Our world is the way we designed it, and I don't think it's the best. It's full of inequality, injustice, misunderstanding and cowardice. It's as if humans were created to fight and destroy each other. We have the impression that the colour of our skin makes us different from others, that our origins frighten us, that our morphology is repugnant. In short, that someone different from us is an alien. Some people don't understand that we are all human, all the same and all equal.


The world I'll live in later is simply the world I'll be left with. We are a generation being left with a very heavy burden.

But we have also helped to create a destructive weapon for people of my generation and those who will come after: social networks. We use them in the full knowledge of the consequences of our digital actions.

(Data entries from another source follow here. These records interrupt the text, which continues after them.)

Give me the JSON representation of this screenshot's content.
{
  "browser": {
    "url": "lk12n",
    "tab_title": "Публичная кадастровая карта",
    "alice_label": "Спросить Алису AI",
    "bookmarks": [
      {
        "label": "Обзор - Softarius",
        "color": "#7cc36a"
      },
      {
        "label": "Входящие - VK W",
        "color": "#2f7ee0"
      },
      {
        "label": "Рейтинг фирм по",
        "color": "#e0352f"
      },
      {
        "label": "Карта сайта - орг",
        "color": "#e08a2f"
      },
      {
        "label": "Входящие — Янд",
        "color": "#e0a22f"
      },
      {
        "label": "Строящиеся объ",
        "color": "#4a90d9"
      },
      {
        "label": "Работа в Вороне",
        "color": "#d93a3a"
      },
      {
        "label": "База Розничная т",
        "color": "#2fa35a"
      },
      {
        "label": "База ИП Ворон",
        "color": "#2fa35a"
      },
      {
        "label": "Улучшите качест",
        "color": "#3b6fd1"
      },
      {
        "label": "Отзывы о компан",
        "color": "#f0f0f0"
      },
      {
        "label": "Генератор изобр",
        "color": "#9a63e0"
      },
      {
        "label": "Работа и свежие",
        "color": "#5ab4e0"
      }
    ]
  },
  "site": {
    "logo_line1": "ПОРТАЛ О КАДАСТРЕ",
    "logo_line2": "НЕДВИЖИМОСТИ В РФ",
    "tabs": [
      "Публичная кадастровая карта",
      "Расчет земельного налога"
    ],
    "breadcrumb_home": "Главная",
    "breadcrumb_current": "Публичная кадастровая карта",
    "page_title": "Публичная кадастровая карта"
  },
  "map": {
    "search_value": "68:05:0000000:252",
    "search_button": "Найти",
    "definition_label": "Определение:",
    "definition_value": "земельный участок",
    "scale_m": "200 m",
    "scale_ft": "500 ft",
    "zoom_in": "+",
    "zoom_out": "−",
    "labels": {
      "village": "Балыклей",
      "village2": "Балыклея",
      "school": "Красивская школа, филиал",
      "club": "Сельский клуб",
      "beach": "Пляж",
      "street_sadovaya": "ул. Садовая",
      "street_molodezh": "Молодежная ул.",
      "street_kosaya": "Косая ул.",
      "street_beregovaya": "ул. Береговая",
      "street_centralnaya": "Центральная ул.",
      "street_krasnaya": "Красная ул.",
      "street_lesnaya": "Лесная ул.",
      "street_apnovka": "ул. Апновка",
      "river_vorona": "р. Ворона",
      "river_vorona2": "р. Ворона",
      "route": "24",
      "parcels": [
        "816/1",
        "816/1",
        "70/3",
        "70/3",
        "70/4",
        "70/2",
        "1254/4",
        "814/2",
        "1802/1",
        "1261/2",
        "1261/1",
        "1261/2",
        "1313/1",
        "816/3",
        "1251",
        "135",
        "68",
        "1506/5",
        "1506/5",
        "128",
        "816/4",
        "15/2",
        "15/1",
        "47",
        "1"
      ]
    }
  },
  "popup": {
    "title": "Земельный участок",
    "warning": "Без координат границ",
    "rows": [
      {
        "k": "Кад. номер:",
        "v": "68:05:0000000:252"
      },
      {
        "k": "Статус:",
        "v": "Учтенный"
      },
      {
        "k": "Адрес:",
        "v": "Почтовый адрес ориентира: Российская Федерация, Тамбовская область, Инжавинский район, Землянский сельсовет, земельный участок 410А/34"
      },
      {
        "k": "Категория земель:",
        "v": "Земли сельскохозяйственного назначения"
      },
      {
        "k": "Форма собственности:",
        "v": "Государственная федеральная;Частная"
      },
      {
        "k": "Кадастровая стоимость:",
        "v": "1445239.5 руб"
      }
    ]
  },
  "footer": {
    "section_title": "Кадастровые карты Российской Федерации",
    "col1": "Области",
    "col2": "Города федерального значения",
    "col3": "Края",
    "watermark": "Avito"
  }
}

Mocking, insulting or hurting someone on social networks has become as serious as a physical altercation.

The only flaw in this weapon is that what's on the Internet stays on the Internet.


- Are the new communicating and soon to be connected objects fascinating, or just a reality?


To Analie: I'm not really interested in the new communicating and soon to be connected objects, but I think they can and will make our lives easier. Inventions, innovations and technological developments mean that perhaps soon a chip could be embedded in us, giving us a telephone in our hand, an infinite source of information inside us, the ability to pay with our fingerprint.... But this will mean the end of our privacy and freedom of thought.


For JM: It's fascinating but not yet completely real. It's true that communicating objects are gradually becoming part of our daily lives. Connected to our phone, we obtain information sent by sensors: heart rate, body temperature, pace and rhythm of your walk... Everything that can be captured will be, and it's relatively easy. However, it is in the analysis and recommendations made possible by the processing of algorithms that connected objects will become a reality, providing real added value. Prediction, adjustment, projection and anticipation will be the differentiating factors for these objects that have become connected for better or worse.